Un patient est allongé dans un appareil pour réaliser une IRM

IRM, scanners : le régime actuel de l’autorisation préalable n’est ni nécessaire, ni proportionné

Selon l’article 8 paragraphe 1 de la directive 2011/24/UE, le régime d’autorisation préalable « se limite à ce qui est nécessaire et proportionné à l’objectif poursuivi et ne peut constituer un moyen de discrimination arbitraire ni une entrave à la libre circulation des patients ». Or, les constats suivants montrent que les raisons invoquées, il y a plus d’une dizaine d’année pour limiter l’accès aux examens d’imagerie médicale, scanners et IRM ne sont plus valables.

Les solutions pragmatiques pour un meilleur accès aux soins dans la région frontalière

Au vu du déficit constaté en appareils d’IRM, au vu du délai d’attente moyen des patients pour accéder à cet examen sur le territoire français, au vu des opportunités de coopération sanitaires offertes dans les régions frontalières et des économies d’échelle qui en résulteraient, le Centre européen de la Consommation demande aux autorités françaises de se saisir de la question du bien-fondé de la procédure d’autorisation préalable pour les examens scanners et IRM dans les territoires voisins.
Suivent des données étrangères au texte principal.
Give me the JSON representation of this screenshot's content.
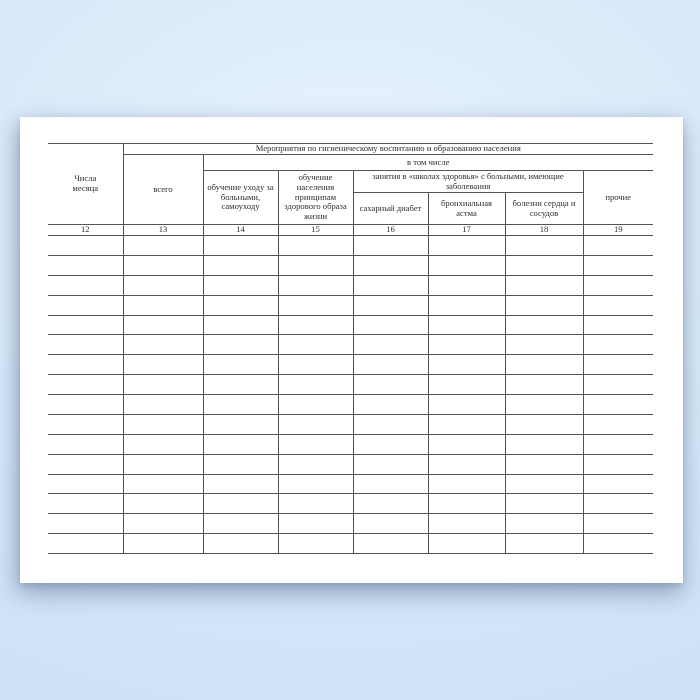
{
  "page": {
    "bg_center": "#eaf4fe",
    "bg_mid": "#d9eafa",
    "bg_edge": "#c8def4",
    "paper_color": "#ffffff",
    "line_color": "#545454",
    "text_color": "#2e2e2e"
  },
  "form_table": {
    "title": "Мероприятия по гигиеническому воспитанию и образованию населения",
    "including": "в том числе",
    "school_group": "занятия в «школах здоровья» с больными, имеющие заболевания",
    "columns": [
      {
        "label": "Числа месяца",
        "number": "12"
      },
      {
        "label": "всего",
        "number": "13"
      },
      {
        "label": "обучение уходу за больными, самоуходу",
        "number": "14"
      },
      {
        "label": "обучение населения принципам здорового образа жизни",
        "number": "15"
      },
      {
        "label": "сахарный диабет",
        "number": "16"
      },
      {
        "label": "бронхиальная астма",
        "number": "17"
      },
      {
        "label": "болезни сердца и сосудов",
        "number": "18"
      },
      {
        "label": "прочие",
        "number": "19"
      }
    ],
    "empty_row_count": 16
  }
}
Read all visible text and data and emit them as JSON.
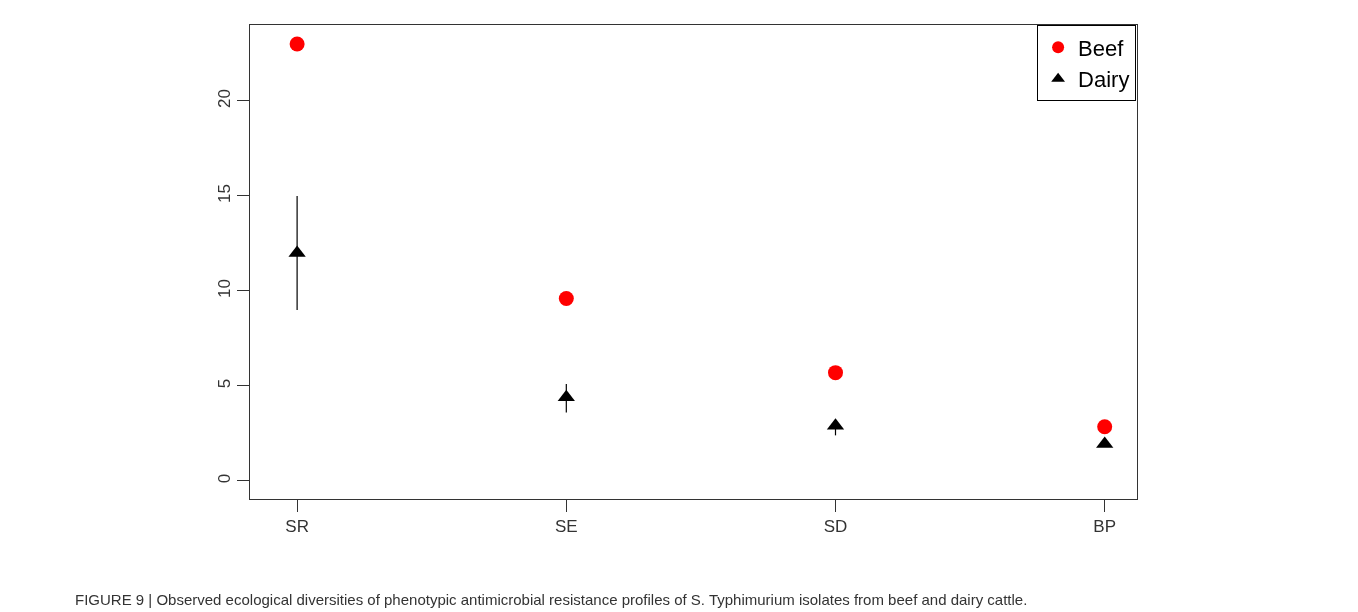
{
  "chart_data": {
    "type": "scatter",
    "categories": [
      "SR",
      "SE",
      "SD",
      "BP"
    ],
    "series": [
      {
        "name": "Beef",
        "color": "#ff0000",
        "marker": "circle",
        "values": [
          23,
          9.6,
          5.7,
          2.85
        ]
      },
      {
        "name": "Dairy",
        "color": "#000000",
        "marker": "triangle",
        "values": [
          12,
          4.4,
          2.9,
          1.95
        ],
        "errors": [
          [
            9,
            15
          ],
          [
            3.6,
            5.1
          ],
          [
            2.4,
            3.2
          ],
          null
        ]
      }
    ],
    "ylim": [
      -0.95,
      24
    ],
    "yticks": [
      0,
      5,
      10,
      15,
      20
    ],
    "legend": "top right",
    "annotations": [
      "FIGURE 9 | Observed ecological diversities of phenotypic antimicrobial resistance profiles of S. Typhimurium isolates from beef and dairy cattle."
    ]
  }
}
En effet, la législation française actuelle relative aux IRM est susceptible de constituer une entrave injustifiée à la libre circulation des patients principalement en zones frontalières, en ne respectant pas les dispositions de la directive 2011/24/UE, notamment son article 8 paragraphe 1.

Les équipements lourds listés à l’article R 6122-2 du Code de santé publique sont effectivement très coûteux en termes de frais d’acquisition, de fonctionnement et d’entretien.
Supprimer l’autorisation préalable pour les scanners et IRM à l’étranger permettrait justement d’améliorer l’accès aux soins dans les zones frontalières tout en évitant des dépenses importantes en frais d’acquisition d’équipements lourds.
Soulignée par la directive 2011/24/UE dans son article 10 § 3, la solution dans les zones frontalières passe par la mutualisation des appareils et équipements lourds, qui serait un gage de rationalisation.

1) Soit au niveau de la région franco-allemande grâce à l’accord cadre franco-allemand sur la coopération sanitaire transfrontalière (Art.6 §2)

À l’image de ce qui se passe à la frontière franco-belge, l‘Accord-cadre franco-allemand sur la coopération sanitaire transfrontalière10 est l’instrument juridique adapté pour encadrer ces flux de patients spécifiques.

En application de l’article 6 § 2 de l’accord-cadre franco-allemand sur la coopération sanitaire transfrontalière, l’ARS Grand Est pourrait décider de la levée automatique de l’autorisation préalable pour ces examens.

2) Soit au niveau national par la révision de l’article R.6122-26 du code de la santé publique

L’autre solution consisterait à supprimer l’IRM et le scanner) de la liste des soins soumis à autorisation préalable dans le code de la santé publique, notamment:

  • appareil d’imagerie ou de spectrométrie par résonance magnétique (IRM)
  • scanographe à utilisation médicale (scanner).